Let me start out stating that I know we’re not there yet. As game designers we employ different design patterns to provide the player with the illusion of a fully simulated game world, but it is still just a lot of smoke and mirrors.
Neat tricks for sure, but not the real deal.
Simulations are not games by design. They are used to test other stuff and most of the time the system that is being simulated is treated as a rather boring black box where we provide some input and expect the simulation to give us useful data that we can use to tweak the system in order to better serve the real world when we leave the simulation and go live.
I recall one of the first simulations I ever ran – not sure if it was done in LISP, Prolog or Smalltalk anymore.
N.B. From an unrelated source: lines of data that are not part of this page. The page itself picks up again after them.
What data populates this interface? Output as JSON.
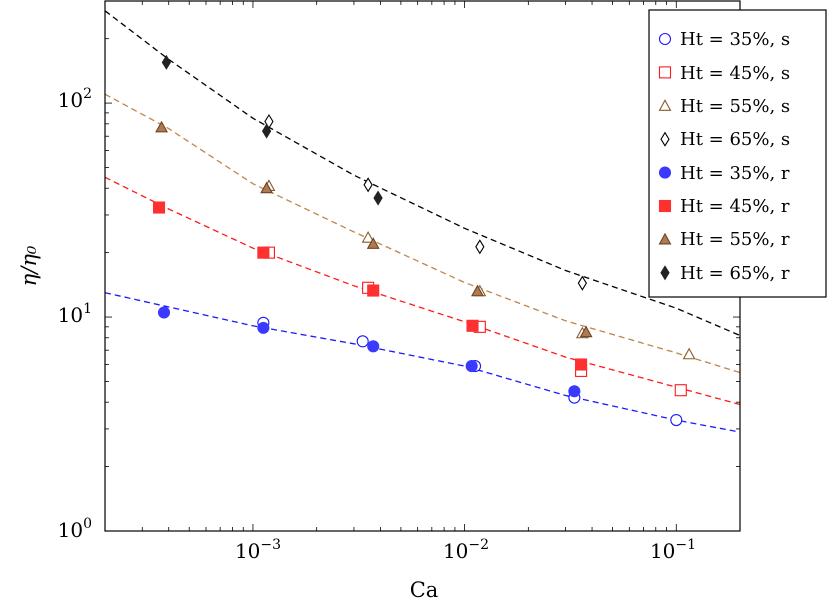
{
  "chart_data": {
    "type": "scatter",
    "xscale": "log",
    "yscale": "log",
    "xlim": [
      0.0002,
      0.2
    ],
    "ylim": [
      1,
      300
    ],
    "xlabel": "Ca",
    "ylabel": "η/η₀",
    "grid": false,
    "legend_position": "top-right",
    "x_ticks": [
      {
        "value": 0.001,
        "base": "10",
        "exp": "−3"
      },
      {
        "value": 0.01,
        "base": "10",
        "exp": "−2"
      },
      {
        "value": 0.1,
        "base": "10",
        "exp": "−1"
      }
    ],
    "y_ticks": [
      {
        "value": 1,
        "base": "10",
        "exp": "0"
      },
      {
        "value": 10,
        "base": "10",
        "exp": "1"
      },
      {
        "value": 100,
        "base": "10",
        "exp": "2"
      }
    ],
    "fit_curves": [
      {
        "color": "#1a1aff",
        "points": [
          [
            0.0002,
            13
          ],
          [
            0.001,
            9.1
          ],
          [
            0.003,
            7.5
          ],
          [
            0.01,
            5.9
          ],
          [
            0.03,
            4.3
          ],
          [
            0.1,
            3.3
          ],
          [
            0.2,
            2.9
          ]
        ]
      },
      {
        "color": "#ff1a1a",
        "points": [
          [
            0.0002,
            45
          ],
          [
            0.0004,
            32
          ],
          [
            0.001,
            21
          ],
          [
            0.003,
            14
          ],
          [
            0.01,
            9.5
          ],
          [
            0.03,
            6.5
          ],
          [
            0.1,
            4.7
          ],
          [
            0.2,
            3.9
          ]
        ]
      },
      {
        "color": "#c0854a",
        "points": [
          [
            0.0002,
            110
          ],
          [
            0.0004,
            76
          ],
          [
            0.001,
            42
          ],
          [
            0.003,
            25
          ],
          [
            0.01,
            14.5
          ],
          [
            0.03,
            9.6
          ],
          [
            0.1,
            6.8
          ],
          [
            0.2,
            5.5
          ]
        ]
      },
      {
        "color": "#000000",
        "points": [
          [
            0.0002,
            270
          ],
          [
            0.0004,
            160
          ],
          [
            0.001,
            85
          ],
          [
            0.003,
            46
          ],
          [
            0.01,
            26
          ],
          [
            0.03,
            16.5
          ],
          [
            0.1,
            11
          ],
          [
            0.2,
            8.2
          ]
        ]
      }
    ],
    "series": [
      {
        "name": "Ht = 35%, s",
        "marker": "circle",
        "filled": false,
        "color": "#1a1aff",
        "points": [
          [
            0.00112,
            9.4
          ],
          [
            0.0033,
            7.7
          ],
          [
            0.0112,
            5.9
          ],
          [
            0.033,
            4.2
          ],
          [
            0.1,
            3.3
          ]
        ]
      },
      {
        "name": "Ht = 45%, s",
        "marker": "square",
        "filled": false,
        "color": "#ff1a1a",
        "points": [
          [
            0.00119,
            20
          ],
          [
            0.0035,
            13.7
          ],
          [
            0.0118,
            9
          ],
          [
            0.0355,
            5.6
          ],
          [
            0.105,
            4.55
          ]
        ]
      },
      {
        "name": "Ht = 55%, s",
        "marker": "triangle",
        "filled": false,
        "color": "#8b5a2b",
        "points": [
          [
            0.00119,
            41
          ],
          [
            0.0035,
            23.5
          ],
          [
            0.0118,
            13.2
          ],
          [
            0.036,
            8.4
          ],
          [
            0.115,
            6.7
          ]
        ]
      },
      {
        "name": "Ht = 65%, s",
        "marker": "diamond",
        "filled": false,
        "color": "#000000",
        "points": [
          [
            0.00119,
            82
          ],
          [
            0.0035,
            41.5
          ],
          [
            0.0118,
            21.3
          ],
          [
            0.036,
            14.4
          ]
        ]
      },
      {
        "name": "Ht = 35%, r",
        "marker": "circle",
        "filled": true,
        "color": "#3a3aff",
        "points": [
          [
            0.00038,
            10.5
          ],
          [
            0.00112,
            8.9
          ],
          [
            0.0037,
            7.3
          ],
          [
            0.0108,
            5.9
          ],
          [
            0.033,
            4.5
          ]
        ]
      },
      {
        "name": "Ht = 45%, r",
        "marker": "square",
        "filled": true,
        "color": "#ff3030",
        "points": [
          [
            0.00036,
            32.5
          ],
          [
            0.00112,
            20
          ],
          [
            0.0037,
            13.3
          ],
          [
            0.0109,
            9.1
          ],
          [
            0.0355,
            6
          ]
        ]
      },
      {
        "name": "Ht = 55%, r",
        "marker": "triangle",
        "filled": true,
        "color": "#b07a50",
        "points": [
          [
            0.00037,
            77
          ],
          [
            0.00116,
            40
          ],
          [
            0.0037,
            22
          ],
          [
            0.0115,
            13.2
          ],
          [
            0.0375,
            8.5
          ]
        ]
      },
      {
        "name": "Ht = 65%, r",
        "marker": "diamond",
        "filled": true,
        "color": "#222222",
        "points": [
          [
            0.00039,
            155
          ],
          [
            0.00116,
            74
          ],
          [
            0.0039,
            36
          ]
        ]
      }
    ]
  }
}
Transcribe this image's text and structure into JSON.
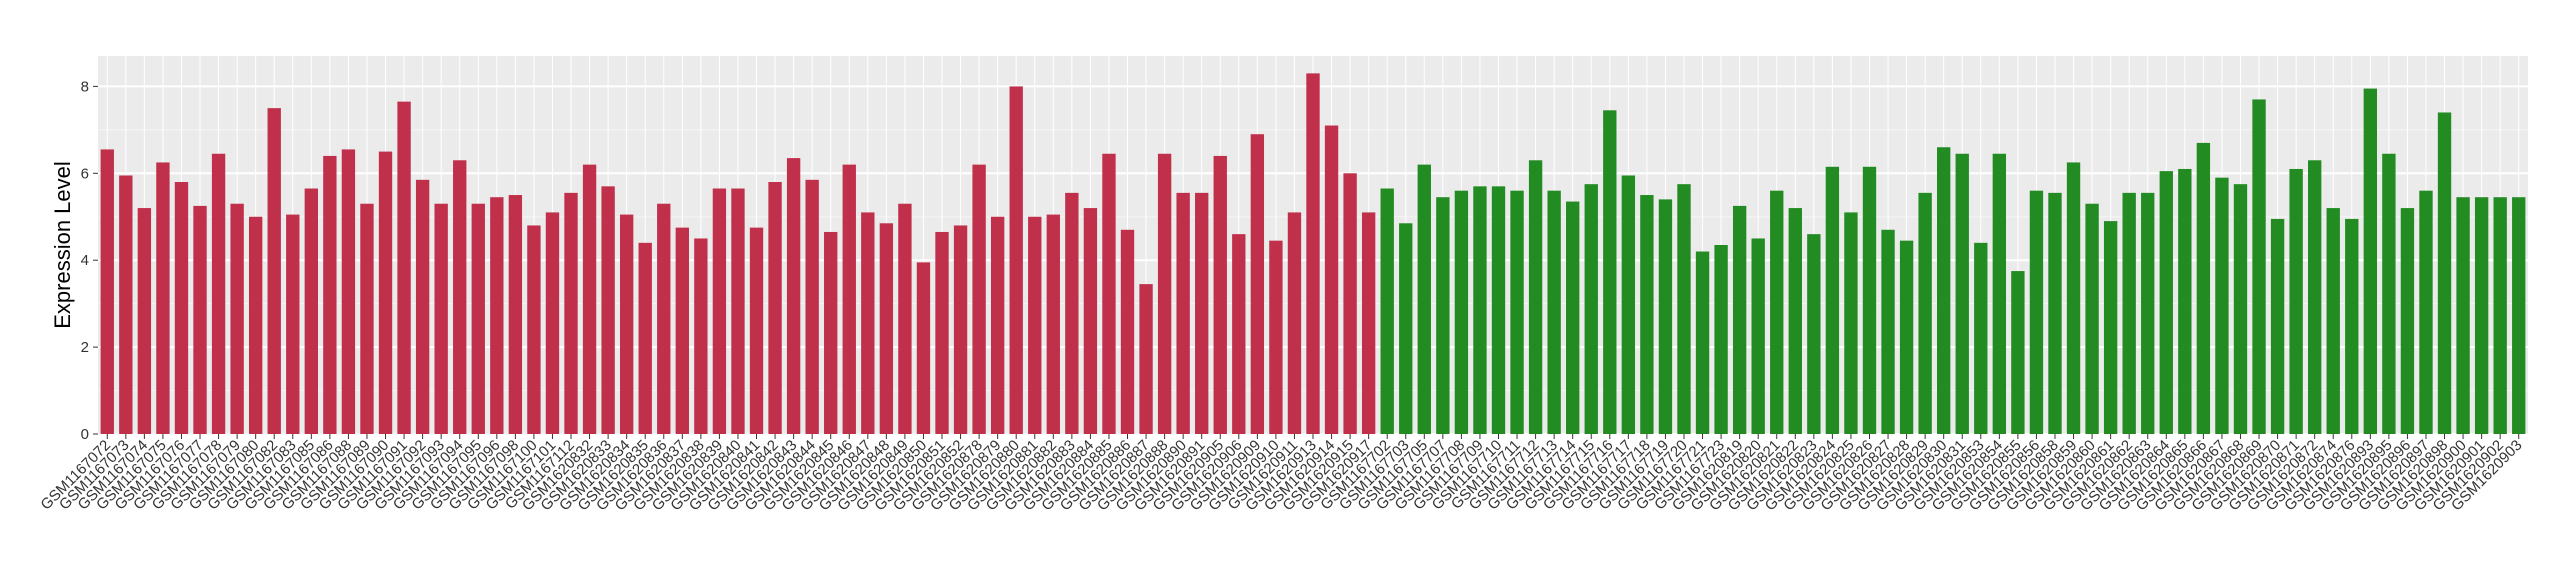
{
  "chart_data": {
    "type": "bar",
    "ylabel": "Expression Level",
    "xlabel": "",
    "ylim": [
      0,
      8.7
    ],
    "yticks": [
      0,
      2,
      4,
      6,
      8
    ],
    "grid": true,
    "colors": {
      "group1": "#c0304a",
      "group2": "#228b22",
      "panel": "#ebebeb",
      "grid": "#ffffff"
    },
    "categories": [
      "GSM1167072",
      "GSM1167073",
      "GSM1167074",
      "GSM1167075",
      "GSM1167076",
      "GSM1167077",
      "GSM1167078",
      "GSM1167079",
      "GSM1167080",
      "GSM1167082",
      "GSM1167083",
      "GSM1167085",
      "GSM1167086",
      "GSM1167088",
      "GSM1167089",
      "GSM1167090",
      "GSM1167091",
      "GSM1167092",
      "GSM1167093",
      "GSM1167094",
      "GSM1167095",
      "GSM1167096",
      "GSM1167098",
      "GSM1167100",
      "GSM1167101",
      "GSM1167112",
      "GSM1620832",
      "GSM1620833",
      "GSM1620834",
      "GSM1620835",
      "GSM1620836",
      "GSM1620837",
      "GSM1620838",
      "GSM1620839",
      "GSM1620840",
      "GSM1620841",
      "GSM1620842",
      "GSM1620843",
      "GSM1620844",
      "GSM1620845",
      "GSM1620846",
      "GSM1620847",
      "GSM1620848",
      "GSM1620849",
      "GSM1620850",
      "GSM1620851",
      "GSM1620852",
      "GSM1620878",
      "GSM1620879",
      "GSM1620880",
      "GSM1620881",
      "GSM1620882",
      "GSM1620883",
      "GSM1620884",
      "GSM1620885",
      "GSM1620886",
      "GSM1620887",
      "GSM1620888",
      "GSM1620890",
      "GSM1620891",
      "GSM1620905",
      "GSM1620906",
      "GSM1620909",
      "GSM1620910",
      "GSM1620911",
      "GSM1620913",
      "GSM1620914",
      "GSM1620915",
      "GSM1620917",
      "GSM1167702",
      "GSM1167703",
      "GSM1167705",
      "GSM1167707",
      "GSM1167708",
      "GSM1167709",
      "GSM1167710",
      "GSM1167711",
      "GSM1167712",
      "GSM1167713",
      "GSM1167714",
      "GSM1167715",
      "GSM1167716",
      "GSM1167717",
      "GSM1167718",
      "GSM1167719",
      "GSM1167720",
      "GSM1167721",
      "GSM1167723",
      "GSM1620819",
      "GSM1620820",
      "GSM1620821",
      "GSM1620822",
      "GSM1620823",
      "GSM1620824",
      "GSM1620825",
      "GSM1620826",
      "GSM1620827",
      "GSM1620828",
      "GSM1620829",
      "GSM1620830",
      "GSM1620831",
      "GSM1620853",
      "GSM1620854",
      "GSM1620855",
      "GSM1620856",
      "GSM1620858",
      "GSM1620859",
      "GSM1620860",
      "GSM1620861",
      "GSM1620862",
      "GSM1620863",
      "GSM1620864",
      "GSM1620865",
      "GSM1620866",
      "GSM1620867",
      "GSM1620868",
      "GSM1620869",
      "GSM1620870",
      "GSM1620871",
      "GSM1620872",
      "GSM1620874",
      "GSM1620876",
      "GSM1620893",
      "GSM1620895",
      "GSM1620896",
      "GSM1620897",
      "GSM1620898",
      "GSM1620900",
      "GSM1620901",
      "GSM1620902",
      "GSM1620903"
    ],
    "values": [
      6.55,
      5.95,
      5.2,
      6.25,
      5.8,
      5.25,
      6.45,
      5.3,
      5.0,
      7.5,
      5.05,
      5.65,
      6.4,
      6.55,
      5.3,
      6.5,
      7.65,
      5.85,
      5.3,
      6.3,
      5.3,
      5.45,
      5.5,
      4.8,
      5.1,
      5.55,
      6.2,
      5.7,
      5.05,
      4.4,
      5.3,
      4.75,
      4.5,
      5.65,
      5.65,
      4.75,
      5.8,
      6.35,
      5.85,
      4.65,
      6.2,
      5.1,
      4.85,
      5.3,
      3.95,
      4.65,
      4.8,
      6.2,
      5.0,
      8.0,
      5.0,
      5.05,
      5.55,
      5.2,
      6.45,
      4.7,
      3.45,
      6.45,
      5.55,
      5.55,
      6.4,
      4.6,
      6.9,
      4.45,
      5.1,
      8.3,
      7.1,
      6.0,
      5.1,
      5.65,
      4.85,
      6.2,
      5.45,
      5.6,
      5.7,
      5.7,
      5.6,
      6.3,
      5.6,
      5.35,
      5.75,
      7.45,
      5.95,
      5.5,
      5.4,
      5.75,
      4.2,
      4.35,
      5.25,
      4.5,
      5.6,
      5.2,
      4.6,
      6.15,
      5.1,
      6.15,
      4.7,
      4.45,
      5.55,
      6.6,
      6.45,
      4.4,
      6.45,
      3.75,
      5.6,
      5.55,
      6.25,
      5.3,
      4.9,
      5.55,
      5.55,
      6.05,
      6.1,
      6.7,
      5.9,
      5.75,
      7.7,
      4.95,
      6.1,
      6.3,
      5.2,
      4.95,
      7.95,
      6.45,
      5.2,
      5.6,
      7.4,
      5.45,
      5.45,
      5.45,
      5.45
    ],
    "group1_count": 69
  }
}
It was a rather simple system simulating a set of ski lifts, slopes and restaurants, with people arriving by bus or car, stacking up in queues to ride the lift to the top of the ski resort and then take a predictable set of routes down depending on skill level, with age and income as parameters for the chance of them stopping to get a drink on the way down or stay for after-ski, stay the night and so forth.
It was boiled down to math, loads of data points stored in log files and a database and later an equal amount of queries to determine waiting times, queue length and decisions about the quota for parking space as divided between cars and busses to maximize skier throughput and restaurant earnings while keeping time spent in queues below a pain threshold.
It turned out that the simulation did not need to adhere to the finer details of the domain that is simulated if those details are of no value for the simulation in order for it to deliver the expected outcome, so there was not even a GUI needed – just a command line interface.
Imagine how different that would be if it had to be running in a 3D world where you could observe the simulation running, get feedback and adapt by changing those slopes and then re-run to compare the outcomes?
I imagine that business tychoon games arise from a desire to be able to see and experience the system while it is running. The Sims of course do this too even though they seem to aim at simulating the actors (or agents) and their interactions rather than their actions within a specialized subsystem such as a ski resort.
I’ll get back to this to continue pondering about it in public for a while, since it’s the main driver that got me into game design as well as into systems development at large. I ran out of LEGO blocks… but with layered simulations in open 3D worlds it seems the greatest obstacles are CPU/GPU, memory and time.
What if we could simulate the visual aspects while close to the player and let the hidden portions remain a black box numbers game?